Search engines consist of five discrete software components:
- spider : a robotic browser like program that downloads webpages.
- crawler : a wandering spider that automatically follows links found
on pages.
- indexer : a blender like program that dissects webpages that are
downloaded by spiders.
- the database : a warehouse of the pages downloaded and processed.
- search engine results engine : digs search results out of the
database.
Spider:
A spider is a robotic program that downloads webpages. It works just as
your browser
does when you connect to a web site and download a page.
The spider just
doesn't have
any visual components. You can see the same
thing by viewing any webpage,
and then selecting "view source" in your browser.
Crawler:
As a spider downloads pages, it can strip apart the page and look for "links".
It is the crawlers job to then decide where the spider should go to next
based on the links, or based upon a preprogrammed list of urls.
Indexer:
An indexer rips apart a page into it's various components and analyze them.
Entities such as, titles, headings, links, text, constructs, bold, italic,
and
other style portions of a page are ripped apart and analyzed.
Database:
The database is the storage medium for all the data a search engine
downloads and
analyzes. This can require huge amounts of storage space.
Search Engine Results Engine:
Ah, the heart of the beast. It is the results engine's job to decide what
pages
matches a users search. This is the portion of a search engine you
interact with
when you perform a search. It is also the one part we are concerned with
here.
When a user types in a keyword and does a search, the search engine
decides
what to match for results under varying criteria. The means with which it
decides is
called an algorithm.

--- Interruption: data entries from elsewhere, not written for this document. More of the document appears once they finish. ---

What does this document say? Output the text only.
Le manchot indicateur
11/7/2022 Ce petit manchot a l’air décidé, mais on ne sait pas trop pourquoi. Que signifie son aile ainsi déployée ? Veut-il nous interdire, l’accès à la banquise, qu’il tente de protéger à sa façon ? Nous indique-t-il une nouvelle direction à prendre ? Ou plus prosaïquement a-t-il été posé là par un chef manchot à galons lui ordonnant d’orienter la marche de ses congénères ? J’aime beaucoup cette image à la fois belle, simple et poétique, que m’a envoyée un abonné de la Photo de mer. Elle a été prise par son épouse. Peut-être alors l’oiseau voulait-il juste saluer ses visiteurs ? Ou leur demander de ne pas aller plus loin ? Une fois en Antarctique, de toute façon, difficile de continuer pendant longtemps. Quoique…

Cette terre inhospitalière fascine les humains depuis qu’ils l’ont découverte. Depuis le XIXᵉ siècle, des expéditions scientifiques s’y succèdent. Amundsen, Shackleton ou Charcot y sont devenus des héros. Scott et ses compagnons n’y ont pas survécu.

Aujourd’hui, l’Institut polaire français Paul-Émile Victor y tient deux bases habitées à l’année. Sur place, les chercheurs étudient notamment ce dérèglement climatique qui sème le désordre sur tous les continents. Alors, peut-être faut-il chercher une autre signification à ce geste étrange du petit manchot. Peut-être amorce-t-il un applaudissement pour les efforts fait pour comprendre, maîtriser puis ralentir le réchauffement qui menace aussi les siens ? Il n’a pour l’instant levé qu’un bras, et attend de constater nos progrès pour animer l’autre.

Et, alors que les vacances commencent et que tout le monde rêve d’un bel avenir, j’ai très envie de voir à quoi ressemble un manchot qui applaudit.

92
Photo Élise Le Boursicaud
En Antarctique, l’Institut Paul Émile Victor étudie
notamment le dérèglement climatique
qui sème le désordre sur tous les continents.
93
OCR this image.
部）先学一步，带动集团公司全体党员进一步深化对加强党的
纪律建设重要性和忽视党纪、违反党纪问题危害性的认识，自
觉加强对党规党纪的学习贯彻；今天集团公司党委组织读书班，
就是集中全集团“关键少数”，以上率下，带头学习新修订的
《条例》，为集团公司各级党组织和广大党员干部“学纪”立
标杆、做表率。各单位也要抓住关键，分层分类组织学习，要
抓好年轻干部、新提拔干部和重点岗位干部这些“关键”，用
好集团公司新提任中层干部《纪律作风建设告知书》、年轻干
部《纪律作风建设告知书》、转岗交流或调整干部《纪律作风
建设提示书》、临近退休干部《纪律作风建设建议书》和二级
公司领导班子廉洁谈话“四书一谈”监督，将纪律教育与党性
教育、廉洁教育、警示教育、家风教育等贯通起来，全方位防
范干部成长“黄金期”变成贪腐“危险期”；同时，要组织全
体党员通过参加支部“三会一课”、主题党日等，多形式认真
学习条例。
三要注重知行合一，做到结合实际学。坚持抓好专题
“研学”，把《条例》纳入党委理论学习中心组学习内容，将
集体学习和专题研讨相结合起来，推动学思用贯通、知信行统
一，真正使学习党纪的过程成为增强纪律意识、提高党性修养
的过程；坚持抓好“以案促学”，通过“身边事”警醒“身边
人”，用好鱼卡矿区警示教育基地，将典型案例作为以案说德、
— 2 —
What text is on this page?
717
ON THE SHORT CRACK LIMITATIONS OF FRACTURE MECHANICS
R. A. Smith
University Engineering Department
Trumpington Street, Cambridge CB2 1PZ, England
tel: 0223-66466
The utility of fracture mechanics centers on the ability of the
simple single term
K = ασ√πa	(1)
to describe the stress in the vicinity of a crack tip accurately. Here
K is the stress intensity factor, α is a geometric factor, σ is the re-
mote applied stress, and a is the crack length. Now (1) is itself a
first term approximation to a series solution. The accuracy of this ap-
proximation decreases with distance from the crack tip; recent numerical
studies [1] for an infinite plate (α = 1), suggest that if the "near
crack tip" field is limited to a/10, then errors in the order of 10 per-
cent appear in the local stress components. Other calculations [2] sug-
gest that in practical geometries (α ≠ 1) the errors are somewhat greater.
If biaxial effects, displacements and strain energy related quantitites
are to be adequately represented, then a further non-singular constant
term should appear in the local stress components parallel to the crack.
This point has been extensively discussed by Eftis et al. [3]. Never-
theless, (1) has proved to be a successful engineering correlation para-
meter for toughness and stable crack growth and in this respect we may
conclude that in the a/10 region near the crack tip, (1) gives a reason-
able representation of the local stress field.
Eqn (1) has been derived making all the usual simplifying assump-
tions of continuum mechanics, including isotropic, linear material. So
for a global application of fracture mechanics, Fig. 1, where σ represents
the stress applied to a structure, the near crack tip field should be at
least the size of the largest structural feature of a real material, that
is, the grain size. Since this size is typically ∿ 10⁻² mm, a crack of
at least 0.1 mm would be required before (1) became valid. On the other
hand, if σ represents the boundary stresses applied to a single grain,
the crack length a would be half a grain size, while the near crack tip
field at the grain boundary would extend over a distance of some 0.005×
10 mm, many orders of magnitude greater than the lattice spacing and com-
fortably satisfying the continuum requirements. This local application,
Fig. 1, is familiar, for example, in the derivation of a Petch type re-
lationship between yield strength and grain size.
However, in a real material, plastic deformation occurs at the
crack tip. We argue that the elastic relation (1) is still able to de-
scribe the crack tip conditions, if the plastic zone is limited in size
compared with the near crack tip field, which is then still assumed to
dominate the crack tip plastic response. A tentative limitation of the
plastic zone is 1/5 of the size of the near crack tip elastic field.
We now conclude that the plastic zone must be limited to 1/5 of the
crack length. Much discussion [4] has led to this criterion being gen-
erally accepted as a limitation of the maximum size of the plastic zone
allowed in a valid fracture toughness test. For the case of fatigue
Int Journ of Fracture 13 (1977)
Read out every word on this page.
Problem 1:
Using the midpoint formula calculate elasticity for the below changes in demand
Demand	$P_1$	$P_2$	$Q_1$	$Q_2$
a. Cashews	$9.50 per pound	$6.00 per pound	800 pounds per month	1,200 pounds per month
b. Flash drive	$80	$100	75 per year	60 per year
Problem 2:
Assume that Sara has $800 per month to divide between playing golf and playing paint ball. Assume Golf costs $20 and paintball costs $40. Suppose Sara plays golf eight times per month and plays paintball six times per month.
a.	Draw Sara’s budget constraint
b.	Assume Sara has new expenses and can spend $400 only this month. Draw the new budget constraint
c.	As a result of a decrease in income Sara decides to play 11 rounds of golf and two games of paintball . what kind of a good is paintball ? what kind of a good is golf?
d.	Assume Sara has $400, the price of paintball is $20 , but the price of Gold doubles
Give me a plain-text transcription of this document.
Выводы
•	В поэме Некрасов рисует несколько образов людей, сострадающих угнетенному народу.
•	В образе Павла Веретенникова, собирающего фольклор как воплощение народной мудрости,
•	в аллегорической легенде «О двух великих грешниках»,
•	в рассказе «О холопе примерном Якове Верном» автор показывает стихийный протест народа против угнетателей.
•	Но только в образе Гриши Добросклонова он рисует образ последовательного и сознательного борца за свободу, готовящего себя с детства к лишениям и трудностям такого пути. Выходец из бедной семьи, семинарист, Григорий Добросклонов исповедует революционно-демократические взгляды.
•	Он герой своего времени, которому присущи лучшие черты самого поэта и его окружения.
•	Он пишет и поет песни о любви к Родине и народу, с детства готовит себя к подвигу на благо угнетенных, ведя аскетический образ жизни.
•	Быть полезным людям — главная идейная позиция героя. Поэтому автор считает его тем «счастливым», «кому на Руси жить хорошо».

You may hear search engine optimization (SEO)
professionals discuss "algos" from time to time and this is what they are
referring too.
Although search engines have changed a great deal, most still match
results to
searches similar to the following:
- Title: Is the keyword present in the title?
- Domain/URL: Is the keyword present here?
- Style: Bold, Italic, Large Headings: Is there some place on
the page that the
keyword is used in bold, italic, or in a Hx type heading?
- Density: How many times does the keyword show on the page?
The number of
keywords in relation to page text is called Keyword Density.
- MetaInformation: Although deprecated, some search engines
till read
meta keywords and meta descriptions.
- Outbound Links: Who does the page link with and what are
keywords in the link.
- Inbound Links: Who else on the net has linked to this site?
What is the words of the link? These are called "off the page"
criteria because it's value is not immediately controllable by the page
author.
- Insite Links: What other pages in the users site does the
page point too?
As you can see, a search engine will have to make many judgement calls
based
upon the entire page downloaded.
That's the abbreviated version of how a search engine works